Os pequenos agricultores que se arruinavam peia carestia dos adubos e do gasóleo, pela ganância dos intermediários, pela falta de créditos, agora passam a vítimas da seca. O governo gostaria de fazer chover se pudesse, mas não pode. Façam preces pela chuva, que remédio!

Enquanto lamentam compungidos o desastre, os homens de negócios esfregam as mãos, deitando contas à vida. No ambiente de calamidade nacional, passa mais despercebido o galope dos preços: sobe o açucar, o azeite, o vinho, as taxas da televisão, impõem-se novas taxas sobre o consumo da electricidade.

Para quem tem capital, oportunidades não faltam: os desgraçados do campo largam ao desbarato a fruta, a batata, o milho, para não perder tudo. Muitos largam a terra de vez por tuta e meia. É aproveitar!

Os patrões da CIP, de dente afiado, já oferecem os seus préstimos para poupar energia: horários alternativos, antecipação compulsiva das férias, laboração aos sábados, domingos e feriados, diminuição das horas de laboração com a devida redução dos salários. É preciso que todos se sacrifiquem, não é verdade?

E os créditos prometidos pelo governo para acudir aos sinistrados fazem crescer a água na boca aos espertos, que sabem como canalizar essas ajudas para os bolsos.
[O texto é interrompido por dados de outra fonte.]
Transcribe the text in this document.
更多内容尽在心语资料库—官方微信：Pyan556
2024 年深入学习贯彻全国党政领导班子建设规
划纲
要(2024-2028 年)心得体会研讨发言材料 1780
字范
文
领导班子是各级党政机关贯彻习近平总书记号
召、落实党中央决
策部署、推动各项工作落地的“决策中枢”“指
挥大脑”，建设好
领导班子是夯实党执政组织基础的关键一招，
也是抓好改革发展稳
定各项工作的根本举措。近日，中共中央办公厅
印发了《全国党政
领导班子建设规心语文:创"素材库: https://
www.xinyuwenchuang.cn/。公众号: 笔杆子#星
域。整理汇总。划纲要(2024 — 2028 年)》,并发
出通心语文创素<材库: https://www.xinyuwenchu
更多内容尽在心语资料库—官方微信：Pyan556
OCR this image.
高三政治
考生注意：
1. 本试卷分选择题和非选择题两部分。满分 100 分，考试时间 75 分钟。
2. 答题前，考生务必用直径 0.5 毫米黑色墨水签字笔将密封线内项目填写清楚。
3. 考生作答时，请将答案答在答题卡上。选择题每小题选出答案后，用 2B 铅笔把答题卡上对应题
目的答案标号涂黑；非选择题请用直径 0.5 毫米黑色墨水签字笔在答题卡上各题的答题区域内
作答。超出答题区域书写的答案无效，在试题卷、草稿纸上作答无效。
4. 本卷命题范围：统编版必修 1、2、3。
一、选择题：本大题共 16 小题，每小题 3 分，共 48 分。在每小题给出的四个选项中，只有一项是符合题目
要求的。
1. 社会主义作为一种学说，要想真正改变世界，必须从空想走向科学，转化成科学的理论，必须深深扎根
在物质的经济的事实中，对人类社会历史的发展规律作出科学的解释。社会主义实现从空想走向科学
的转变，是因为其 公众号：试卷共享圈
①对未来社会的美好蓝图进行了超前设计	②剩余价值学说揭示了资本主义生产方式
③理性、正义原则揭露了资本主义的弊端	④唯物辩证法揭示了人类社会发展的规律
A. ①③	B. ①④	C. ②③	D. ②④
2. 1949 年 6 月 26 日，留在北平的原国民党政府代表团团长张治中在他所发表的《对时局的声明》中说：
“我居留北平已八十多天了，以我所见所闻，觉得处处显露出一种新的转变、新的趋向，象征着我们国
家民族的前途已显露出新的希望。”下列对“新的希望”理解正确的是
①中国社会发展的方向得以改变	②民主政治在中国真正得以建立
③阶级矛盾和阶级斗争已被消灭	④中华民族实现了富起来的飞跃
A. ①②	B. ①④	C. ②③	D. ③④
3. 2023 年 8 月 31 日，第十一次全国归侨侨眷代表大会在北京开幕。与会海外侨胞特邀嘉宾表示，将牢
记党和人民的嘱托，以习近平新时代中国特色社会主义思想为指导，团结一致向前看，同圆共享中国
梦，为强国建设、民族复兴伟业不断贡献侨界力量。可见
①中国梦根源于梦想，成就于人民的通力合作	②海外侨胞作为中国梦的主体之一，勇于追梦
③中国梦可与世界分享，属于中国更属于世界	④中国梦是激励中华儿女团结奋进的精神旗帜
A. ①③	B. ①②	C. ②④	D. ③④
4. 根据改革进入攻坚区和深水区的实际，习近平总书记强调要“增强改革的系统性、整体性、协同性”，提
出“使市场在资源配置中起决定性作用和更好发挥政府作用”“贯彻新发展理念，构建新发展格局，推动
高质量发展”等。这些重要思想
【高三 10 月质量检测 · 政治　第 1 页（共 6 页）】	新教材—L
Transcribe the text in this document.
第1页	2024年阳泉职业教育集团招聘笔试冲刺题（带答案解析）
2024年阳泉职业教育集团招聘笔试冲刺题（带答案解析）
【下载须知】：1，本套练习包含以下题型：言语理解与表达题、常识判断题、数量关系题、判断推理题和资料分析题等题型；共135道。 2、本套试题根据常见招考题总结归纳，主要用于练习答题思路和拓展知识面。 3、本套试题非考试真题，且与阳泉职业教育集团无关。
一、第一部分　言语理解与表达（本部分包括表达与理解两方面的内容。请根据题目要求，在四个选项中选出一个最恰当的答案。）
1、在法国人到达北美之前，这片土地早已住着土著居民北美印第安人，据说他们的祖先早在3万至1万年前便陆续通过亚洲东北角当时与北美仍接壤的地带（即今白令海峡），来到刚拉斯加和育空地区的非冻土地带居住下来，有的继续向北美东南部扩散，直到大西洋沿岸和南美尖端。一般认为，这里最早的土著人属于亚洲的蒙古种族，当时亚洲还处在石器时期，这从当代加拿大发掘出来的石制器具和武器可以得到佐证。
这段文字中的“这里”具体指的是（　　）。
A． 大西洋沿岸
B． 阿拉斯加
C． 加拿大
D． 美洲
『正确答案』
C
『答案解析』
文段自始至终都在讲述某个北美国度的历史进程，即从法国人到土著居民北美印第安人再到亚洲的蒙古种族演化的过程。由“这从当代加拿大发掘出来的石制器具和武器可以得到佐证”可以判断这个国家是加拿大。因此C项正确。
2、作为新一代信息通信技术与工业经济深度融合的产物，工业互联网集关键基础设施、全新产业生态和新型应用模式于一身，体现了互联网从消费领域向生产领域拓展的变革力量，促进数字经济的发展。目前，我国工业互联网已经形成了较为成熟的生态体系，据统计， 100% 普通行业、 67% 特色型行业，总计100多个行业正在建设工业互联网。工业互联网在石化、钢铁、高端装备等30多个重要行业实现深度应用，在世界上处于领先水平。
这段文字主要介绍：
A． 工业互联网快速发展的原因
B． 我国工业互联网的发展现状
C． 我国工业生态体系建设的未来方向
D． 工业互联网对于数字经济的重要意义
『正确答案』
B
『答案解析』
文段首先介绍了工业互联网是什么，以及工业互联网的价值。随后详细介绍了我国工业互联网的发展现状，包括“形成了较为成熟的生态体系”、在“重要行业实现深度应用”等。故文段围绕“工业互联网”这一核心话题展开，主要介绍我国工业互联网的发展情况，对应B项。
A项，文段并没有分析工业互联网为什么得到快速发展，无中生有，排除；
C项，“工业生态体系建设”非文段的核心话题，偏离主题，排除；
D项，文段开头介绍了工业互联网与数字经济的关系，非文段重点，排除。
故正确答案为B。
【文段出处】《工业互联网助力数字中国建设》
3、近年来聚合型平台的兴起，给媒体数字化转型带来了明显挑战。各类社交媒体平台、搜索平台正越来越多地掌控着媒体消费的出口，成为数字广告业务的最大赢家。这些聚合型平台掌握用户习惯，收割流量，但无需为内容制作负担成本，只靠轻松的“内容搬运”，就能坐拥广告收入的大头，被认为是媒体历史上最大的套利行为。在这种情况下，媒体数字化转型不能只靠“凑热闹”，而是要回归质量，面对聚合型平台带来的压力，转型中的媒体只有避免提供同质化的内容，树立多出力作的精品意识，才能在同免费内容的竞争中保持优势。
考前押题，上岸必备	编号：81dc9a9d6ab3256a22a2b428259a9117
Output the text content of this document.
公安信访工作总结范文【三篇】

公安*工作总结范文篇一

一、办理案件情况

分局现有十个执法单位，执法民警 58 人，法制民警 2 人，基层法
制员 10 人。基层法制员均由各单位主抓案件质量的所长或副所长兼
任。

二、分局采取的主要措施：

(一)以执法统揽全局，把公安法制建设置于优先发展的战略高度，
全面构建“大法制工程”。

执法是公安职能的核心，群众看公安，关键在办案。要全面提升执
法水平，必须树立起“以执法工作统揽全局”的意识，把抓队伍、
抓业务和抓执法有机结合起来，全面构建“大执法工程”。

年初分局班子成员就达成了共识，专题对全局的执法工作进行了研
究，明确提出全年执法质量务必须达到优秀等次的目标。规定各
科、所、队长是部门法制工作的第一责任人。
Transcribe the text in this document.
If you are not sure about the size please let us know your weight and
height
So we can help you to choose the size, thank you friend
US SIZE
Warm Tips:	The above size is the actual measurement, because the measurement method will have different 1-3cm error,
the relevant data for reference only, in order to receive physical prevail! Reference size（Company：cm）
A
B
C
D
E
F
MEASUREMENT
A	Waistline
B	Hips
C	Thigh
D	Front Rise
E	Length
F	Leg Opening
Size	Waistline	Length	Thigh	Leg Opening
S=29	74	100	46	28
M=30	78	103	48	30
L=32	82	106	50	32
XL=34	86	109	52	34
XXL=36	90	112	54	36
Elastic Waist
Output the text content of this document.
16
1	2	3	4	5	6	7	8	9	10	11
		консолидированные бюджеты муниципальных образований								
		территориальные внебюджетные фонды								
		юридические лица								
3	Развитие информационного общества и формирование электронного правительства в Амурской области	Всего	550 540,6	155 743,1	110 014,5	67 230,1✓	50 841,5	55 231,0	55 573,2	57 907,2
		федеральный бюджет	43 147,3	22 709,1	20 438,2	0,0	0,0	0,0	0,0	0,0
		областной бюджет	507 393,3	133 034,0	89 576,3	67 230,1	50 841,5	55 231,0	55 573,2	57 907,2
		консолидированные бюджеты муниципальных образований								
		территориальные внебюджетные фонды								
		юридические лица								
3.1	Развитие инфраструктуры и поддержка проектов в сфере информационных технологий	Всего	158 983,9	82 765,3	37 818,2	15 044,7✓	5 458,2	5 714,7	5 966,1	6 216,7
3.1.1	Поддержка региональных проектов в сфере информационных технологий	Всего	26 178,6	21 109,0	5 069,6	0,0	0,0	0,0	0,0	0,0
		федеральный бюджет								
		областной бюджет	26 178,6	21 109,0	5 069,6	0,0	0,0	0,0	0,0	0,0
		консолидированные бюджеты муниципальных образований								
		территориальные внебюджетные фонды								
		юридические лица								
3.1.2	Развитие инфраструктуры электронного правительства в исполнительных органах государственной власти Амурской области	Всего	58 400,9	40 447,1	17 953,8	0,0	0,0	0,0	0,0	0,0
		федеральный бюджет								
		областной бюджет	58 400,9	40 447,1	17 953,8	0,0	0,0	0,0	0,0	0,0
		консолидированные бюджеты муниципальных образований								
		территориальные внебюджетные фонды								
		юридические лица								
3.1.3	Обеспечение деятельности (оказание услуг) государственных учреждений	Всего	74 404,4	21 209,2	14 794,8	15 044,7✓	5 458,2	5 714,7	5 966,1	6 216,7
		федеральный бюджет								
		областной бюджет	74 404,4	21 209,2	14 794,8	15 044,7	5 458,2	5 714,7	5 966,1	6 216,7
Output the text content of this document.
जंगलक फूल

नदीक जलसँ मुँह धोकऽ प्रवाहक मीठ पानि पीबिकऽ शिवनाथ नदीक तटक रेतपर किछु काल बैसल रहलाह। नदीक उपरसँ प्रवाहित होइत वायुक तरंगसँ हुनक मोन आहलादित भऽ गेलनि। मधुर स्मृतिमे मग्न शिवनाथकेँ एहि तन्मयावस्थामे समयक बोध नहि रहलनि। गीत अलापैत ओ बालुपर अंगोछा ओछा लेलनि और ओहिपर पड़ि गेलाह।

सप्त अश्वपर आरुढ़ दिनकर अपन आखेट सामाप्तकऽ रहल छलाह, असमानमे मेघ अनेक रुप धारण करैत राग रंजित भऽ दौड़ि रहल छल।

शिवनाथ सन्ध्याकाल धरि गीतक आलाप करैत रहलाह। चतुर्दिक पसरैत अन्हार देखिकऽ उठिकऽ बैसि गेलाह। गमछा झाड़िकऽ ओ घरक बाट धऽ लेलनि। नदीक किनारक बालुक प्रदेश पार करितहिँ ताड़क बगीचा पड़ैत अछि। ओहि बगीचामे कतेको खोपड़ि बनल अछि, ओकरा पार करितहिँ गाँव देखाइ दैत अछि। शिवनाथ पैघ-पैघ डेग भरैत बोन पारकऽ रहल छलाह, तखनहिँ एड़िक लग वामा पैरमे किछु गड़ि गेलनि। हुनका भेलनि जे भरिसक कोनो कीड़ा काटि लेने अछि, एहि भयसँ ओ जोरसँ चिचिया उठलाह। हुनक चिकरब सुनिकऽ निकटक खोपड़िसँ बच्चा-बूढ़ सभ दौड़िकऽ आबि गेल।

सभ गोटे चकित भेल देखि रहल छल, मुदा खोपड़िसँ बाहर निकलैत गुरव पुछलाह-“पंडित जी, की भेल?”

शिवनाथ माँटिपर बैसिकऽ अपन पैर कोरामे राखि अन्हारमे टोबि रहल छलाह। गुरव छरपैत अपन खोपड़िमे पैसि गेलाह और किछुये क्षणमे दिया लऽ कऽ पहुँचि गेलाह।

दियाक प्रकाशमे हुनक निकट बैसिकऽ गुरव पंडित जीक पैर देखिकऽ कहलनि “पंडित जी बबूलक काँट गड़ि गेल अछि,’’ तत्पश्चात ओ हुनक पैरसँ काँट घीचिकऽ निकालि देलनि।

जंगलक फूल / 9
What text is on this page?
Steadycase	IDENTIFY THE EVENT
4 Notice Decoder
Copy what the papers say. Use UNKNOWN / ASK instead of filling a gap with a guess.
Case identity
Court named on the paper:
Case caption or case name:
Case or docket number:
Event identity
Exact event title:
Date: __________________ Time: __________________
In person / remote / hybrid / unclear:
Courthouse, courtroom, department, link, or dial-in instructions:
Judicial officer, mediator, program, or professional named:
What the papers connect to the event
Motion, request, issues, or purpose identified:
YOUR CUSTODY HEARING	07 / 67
Foi assim que a campanha de socorro ao povo mártir dos Açores deu ao fim de um ano centenas de famílias a viver em barracões e algumas boas fortunas.

A seca é boa também para passar à sorrelfa para segundo plano coisas escabrosas.

Gonelha, o pai da UGT, senta-se nas reuniões da Trilateral de Rockfeller com Vasco de Melo e Lucas Pires — mas a seca, isso sim, é que é terrível! Temos em chefe do Estado Maior o general Melo Egídio, que se celebrizou em 1975 como comandante do AM1, que dinamitou a Rádio Renascença — mas o que é isso ao pé da seca? E se temos a triste glória de enfileirar entre os maiores exportadores europeus de prostitutas, talvez isso, no fim de contas, não seja assim tão mau, uma vez que traz divisas ao país e ajuda a compensar os prejuízos da seca...

Na Assembleia, o ambiente é de tréguas, como convém a um momento de desastre nacional. A controvérsia agora é sobre os malefícios do tabaco e do álcool e sobre o civismo nos campos desportivos. A seca já quase produziu a Unidade Nacional.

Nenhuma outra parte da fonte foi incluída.